Cuando yo tenía doce años mi mejor amigo era hinchable. Se llamaba Arthur Roth, lo que lo convertía además en un hebreo hinchable, aunque en nuestras charlas ocasionales sobre la vida en el más allá no recuerdo que adoptara una postura especialmente judía. Charlas era lo que más hacíamos —pues, dada su condición, las actividades al aire libre estaban descartadas— y el tema de la muerte y lo que pude haber después de ella surgió más de una vez. Creo que Arthur sabía que tendría suerte si sobrevivía al instituto.
Traducción de Laura Vidal
Hijos de médicos que deciden estudiar Medicina. Hijos de abogados que deciden estudiar Derecho. Hijos de empresarios que deciden no estudiar. ¿Qué lleva a un hijo a seguir el camino de su padre? ¿Es lo mismo que lleva a un hijo de Stephen King a escribir cuentos y novelas de terror?
Seguro que Joe Hill lo ha contado en alguna entrevista.
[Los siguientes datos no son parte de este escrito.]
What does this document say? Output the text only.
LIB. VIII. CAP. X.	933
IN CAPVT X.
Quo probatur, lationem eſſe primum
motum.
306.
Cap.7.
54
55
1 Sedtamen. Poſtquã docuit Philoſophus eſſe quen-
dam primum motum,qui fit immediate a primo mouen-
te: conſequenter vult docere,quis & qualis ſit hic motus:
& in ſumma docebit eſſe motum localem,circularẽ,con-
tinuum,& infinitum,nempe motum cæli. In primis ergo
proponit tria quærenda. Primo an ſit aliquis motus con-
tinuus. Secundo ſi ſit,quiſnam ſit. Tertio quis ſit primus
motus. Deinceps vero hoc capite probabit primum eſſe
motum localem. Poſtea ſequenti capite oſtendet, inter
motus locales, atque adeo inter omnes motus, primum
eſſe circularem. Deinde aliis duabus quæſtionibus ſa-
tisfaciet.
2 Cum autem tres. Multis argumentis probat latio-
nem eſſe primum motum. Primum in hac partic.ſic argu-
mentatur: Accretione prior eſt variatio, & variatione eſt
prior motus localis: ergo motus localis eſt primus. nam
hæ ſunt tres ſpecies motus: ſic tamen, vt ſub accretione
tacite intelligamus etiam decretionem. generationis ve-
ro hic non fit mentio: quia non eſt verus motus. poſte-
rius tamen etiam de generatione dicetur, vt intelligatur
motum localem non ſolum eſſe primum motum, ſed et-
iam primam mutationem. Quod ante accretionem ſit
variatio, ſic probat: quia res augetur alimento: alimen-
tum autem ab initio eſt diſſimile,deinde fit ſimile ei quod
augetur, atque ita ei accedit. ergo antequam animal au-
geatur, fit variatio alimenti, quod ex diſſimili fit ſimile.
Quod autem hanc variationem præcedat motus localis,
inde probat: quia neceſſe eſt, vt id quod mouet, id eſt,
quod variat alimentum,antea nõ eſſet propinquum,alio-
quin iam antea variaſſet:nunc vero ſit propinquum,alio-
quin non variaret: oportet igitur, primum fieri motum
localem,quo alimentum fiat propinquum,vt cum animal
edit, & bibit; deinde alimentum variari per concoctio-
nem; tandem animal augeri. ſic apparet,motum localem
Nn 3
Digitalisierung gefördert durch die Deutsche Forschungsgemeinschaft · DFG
Háganme el favor y búsquenla. En serio, ahórrenme tener que buscarla. Les citaré en los créditos.
Bueno, la cosa va del amigo hinchable (y judío) del prota y pronto nos damos cuenta de que el niño no es hinchable porque sí, es hinchable por metáfora. En concreto, por metáfora de la vulnerabilidad en un mundo lleno de abusones.
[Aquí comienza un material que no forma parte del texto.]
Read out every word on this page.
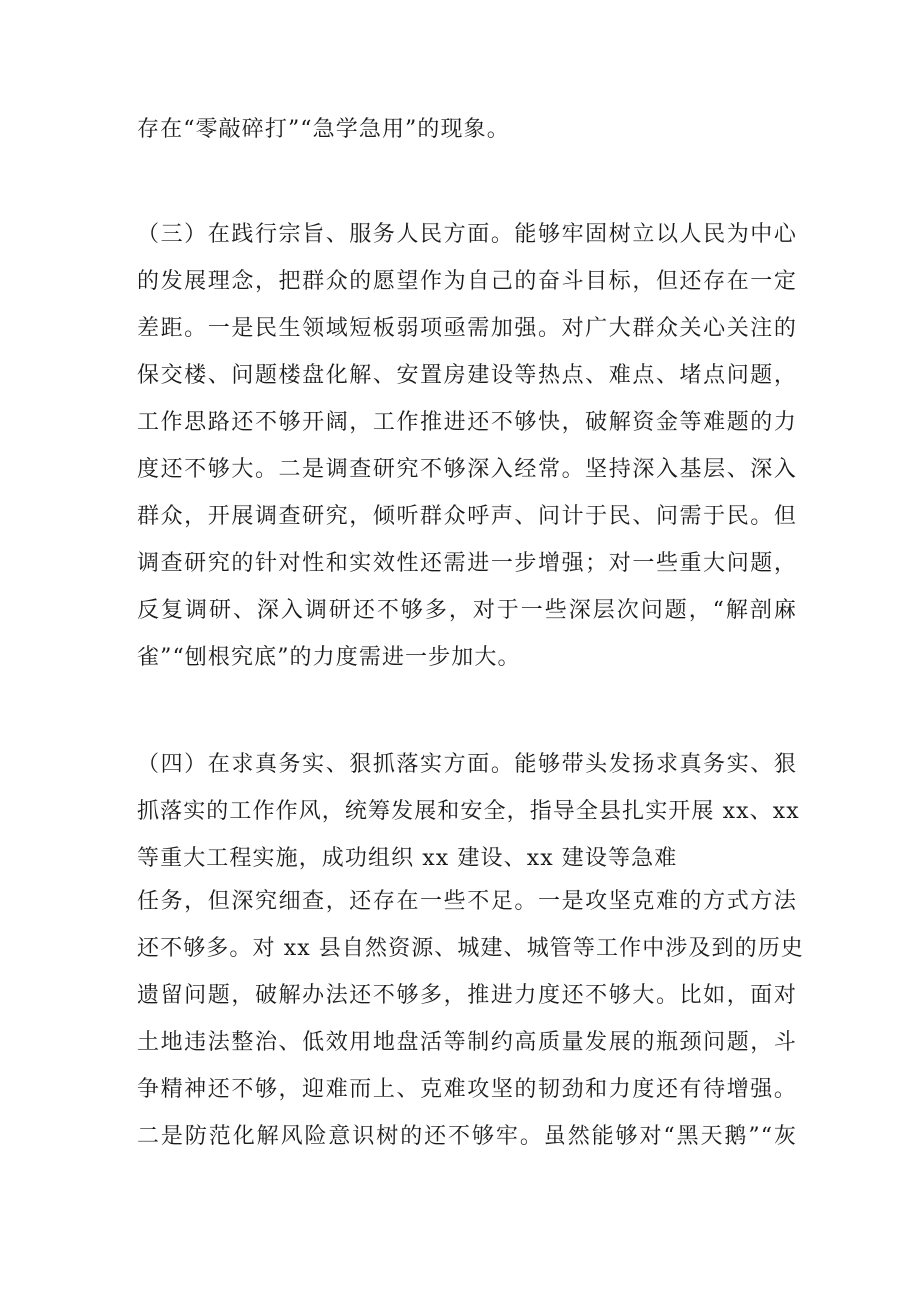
存在“零敲碎打”“急学急用”的现象。
（三）在践行宗旨、服务人民方面。能够牢固树立以人民为中心
的发展理念，把群众的愿望作为自己的奋斗目标，但还存在一定
差距。一是民生领域短板弱项亟需加强。对广大群众关心关注的
保交楼、问题楼盘化解、安置房建设等热点、难点、堵点问题，
工作思路还不够开阔，工作推进还不够快，破解资金等难题的力
度还不够大。二是调查研究不够深入经常。坚持深入基层、深入
群众，开展调查研究，倾听群众呼声、问计于民、问需于民。但
调查研究的针对性和实效性还需进一步增强；对一些重大问题，
反复调研、深入调研还不够多，对于一些深层次问题，“解剖麻
雀”“刨根究底”的力度需进一步加大。
（四）在求真务实、狠抓落实方面。能够带头发扬求真务实、狠
抓落实的工作作风，统筹发展和安全，指导全县扎实开展 xx、xx
等重大工程实施，成功组织 xx 建设、xx 建设等急难
任务，但深究细查，还存在一些不足。一是攻坚克难的方式方法
还不够多。对 xx 县自然资源、城建、城管等工作中涉及到的历史
遗留问题，破解办法还不够多，推进力度还不够大。比如，面对
土地违法整治、低效用地盘活等制约高质量发展的瓶颈问题，斗
争精神还不够，迎难而上、克难攻坚的韧劲和力度还有待增强。
二是防范化解风险意识树的还不够牢。虽然能够对“黑天鹅”“灰
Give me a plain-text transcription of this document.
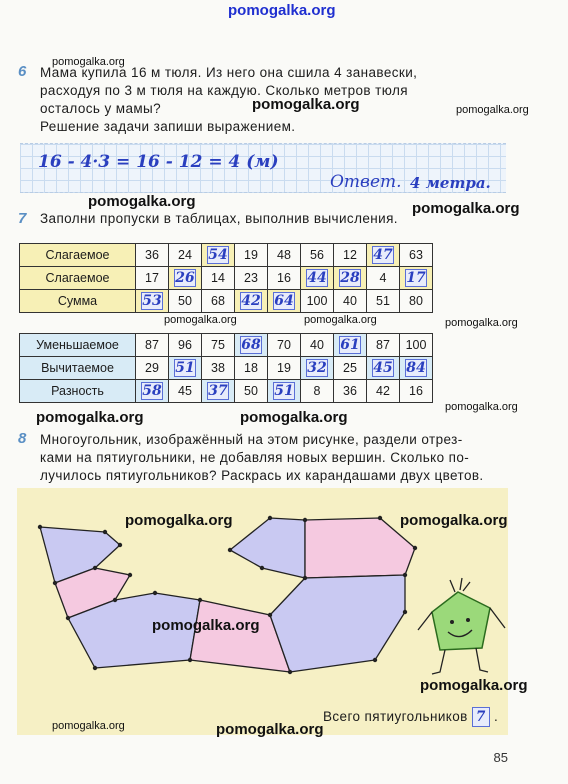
pomogalka.org
6 Мама купила 16 м тюля. Из него она сшила 4 занавески,
расходуя по 3 м тюля на каждую. Сколько метров тюля
осталось у мамы?
Решение задачи запиши выражением.
16 - 4·3 = 16 - 12 = 4 (м)
Ответ. 4 метра.
7 Заполни пропуски в таблицах, выполнив вычисления.
Слагаемое	36	24	54	19	48	56	12	47	63
Слагаемое	17	26	14	23	16	44	28	4	17
Сумма	53	50	68	42	64	100	40	51	80
Уменьшаемое	87	96	75	68	70	40	61	87	100
Вычитаемое	29	51	38	18	19	32	25	45	84
Разность	58	45	37	50	51	8	36	42	16
8 Многоугольник, изображённый на этом рисунке, раздели отрез-
ками на пятиугольники, не добавляя новых вершин. Сколько по-
лучилось пятиугольников? Раскрась их карандашами двух цветов.
Всего пятиугольников 7 .
85
pomogalka.org
pomogalka.org	pomogalka.org
pomogalka.org	pomogalka.org
pomogalka.org	pomogalka.org	pomogalka.org
pomogalka.org	pomogalka.org
pomogalka.org
pomogalka.org	pomogalka.org
pomogalka.org
pomogalka.org
pomogalka.org	pomogalka.org
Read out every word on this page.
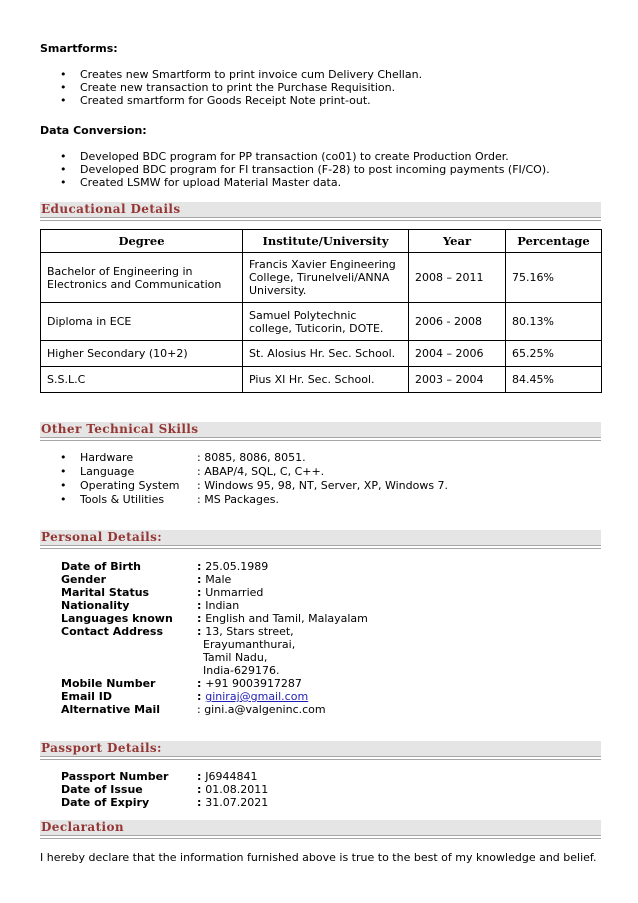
Smartforms:
• Creates new Smartform to print invoice cum Delivery Chellan.
• Create new transaction to print the Purchase Requisition.
• Created smartform for Goods Receipt Note print-out.
Data Conversion:
• Developed BDC program for PP transaction (co01) to create Production Order.
• Developed BDC program for FI transaction (F-28) to post incoming payments (FI/CO).
• Created LSMW for upload Material Master data.
Educational Details
Degree	Institute/University	Year	Percentage
Bachelor of Engineering in Electronics and Communication	Francis Xavier Engineering College, Tirunelveli/ANNA University.	2008 – 2011	75.16%
Diploma in ECE	Samuel Polytechnic college, Tuticorin, DOTE.	2006 - 2008	80.13%
Higher Secondary (10+2)	St. Alosius Hr. Sec. School.	2004 – 2006	65.25%
S.S.L.C	Pius XI Hr. Sec. School.	2003 – 2004	84.45%
Other Technical Skills
Hardware	: 8085, 8086, 8051.
Language	: ABAP/4, SQL, C, C++.
Operating System : Windows 95, 98, NT, Server, XP, Windows 7.
Tools & Utilities	: MS Packages.
Personal Details:
Date of Birth	: 25.05.1989
Gender	: Male
Marital Status	: Unmarried
Nationality	: Indian
Languages known : English and Tamil, Malayalam
Contact Address	: 13, Stars street,
Erayumanthurai,
Tamil Nadu,
India-629176.
Mobile Number	: +91 9003917287
Email ID	: giniraj@gmail.com
Alternative Mail	: gini.a@valgeninc.com
Passport Details:
Passport Number	: J6944841
Date of Issue	: 01.08.2011
Date of Expiry	: 31.07.2021
Declaration
I hereby declare that the information furnished above is true to the best of my knowledge and belief.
Puede parecer una idea facilona y cursi —«pobrecito Arthur, demasiado frágil para la vida entre personas de carne y hueso»— pero, en la frontera entre lo sentimental y lo sensible, Joe Hill se las apaña para mantenerse del lado de aquí. Gracias, quizá, a un tono propio del realismo sucio, más que de la fábula o del cuento de hadas.
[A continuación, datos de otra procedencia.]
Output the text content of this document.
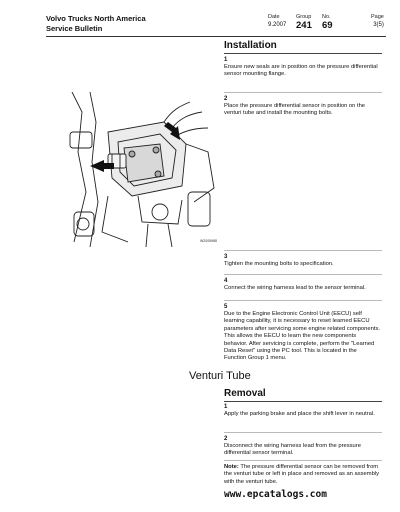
Volvo Trucks North America
Service Bulletin
Date
9.2007
Group
241
No.
69
Page
3(5)
Installation
1
Ensure new seals are in position on the pressure differential sensor mounting flange.
2
Place the pressure differential sensor in position on the venturi tube and install the mounting bolts.
W2005988
3
Tighten the mounting bolts to specification.
4
Connect the wiring harness lead to the sensor terminal.
5
Due to the Engine Electronic Control Unit (EECU) self learning capability, it is necessary to reset learned EECU parameters after servicing some engine related components. This allows the EECU to learn the new components behavior. After servicing is complete, perform the "Learned Data Reset" using the PC tool. This is located in the Function Group 1 menu.
Venturi Tube
Removal
1
Apply the parking brake and place the shift lever in neutral.
2
Disconnect the wiring harness lead from the pressure differential sensor terminal.
Note: The pressure differential sensor can be removed from the venturi tube or left in place and removed as an assembly with the venturi tube.
www.epcatalogs.com
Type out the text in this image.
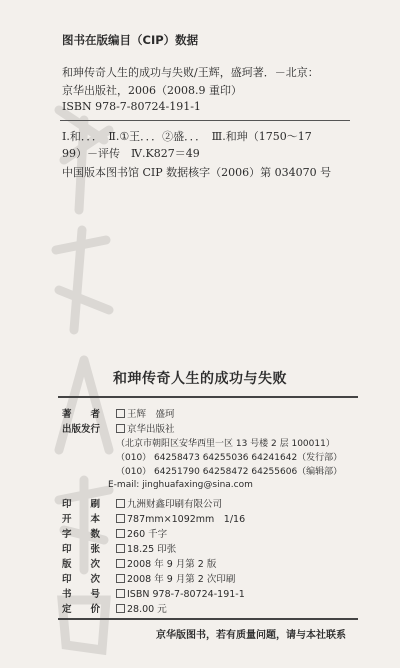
图书在版编目（CIP）数据
和珅传奇人生的成功与失败/王辉，盛珂著．－北京：
京华出版社，2006（2008.9 重印）
ISBN 978-7-80724-191-1
Ⅰ.和．．．　Ⅱ.①王．．．②盛．．．　Ⅲ.和珅（1750～17
99）－评传　Ⅳ.K827＝49
中国版本图书馆 CIP 数据核字（2006）第 034070 号
和珅传奇人生的成功与失败
著　　者	王辉　盛珂
出版发行	京华出版社
（北京市朝阳区安华西里一区 13 号楼 2 层 100011）
（010） 64258473 64255036 64241642（发行部）
（010） 64251790 64258472 64255606（编辑部）
E-mail: jinghuafaxing@sina.com
印　　刷	九洲财鑫印刷有限公司
开　　本	787mm×1092mm　1/16
字　　数	260 千字
印　　张	18.25 印张
版　　次	2008 年 9 月第 2 版
印　　次	2008 年 9 月第 2 次印刷
书　　号	ISBN 978-7-80724-191-1
定　　价	28.00 元
京华版图书，若有质量问题，请与本社联系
No me cuesta nada imaginarme una adaptación al cine —un cortometraje— dirigida por Spike Jonze (pienso en I'm Here). El título original está muy bien puesto: Pop Art.
Probablemente, este sea el relato más inspirado que ha escrito nunca Joe Hill. Yo, al menos, me he leído otros escritos por él y no me han parecido inspirados en absoluto.
Si lo leen, recordarán siempre (o un mínimo de un año) la frase final.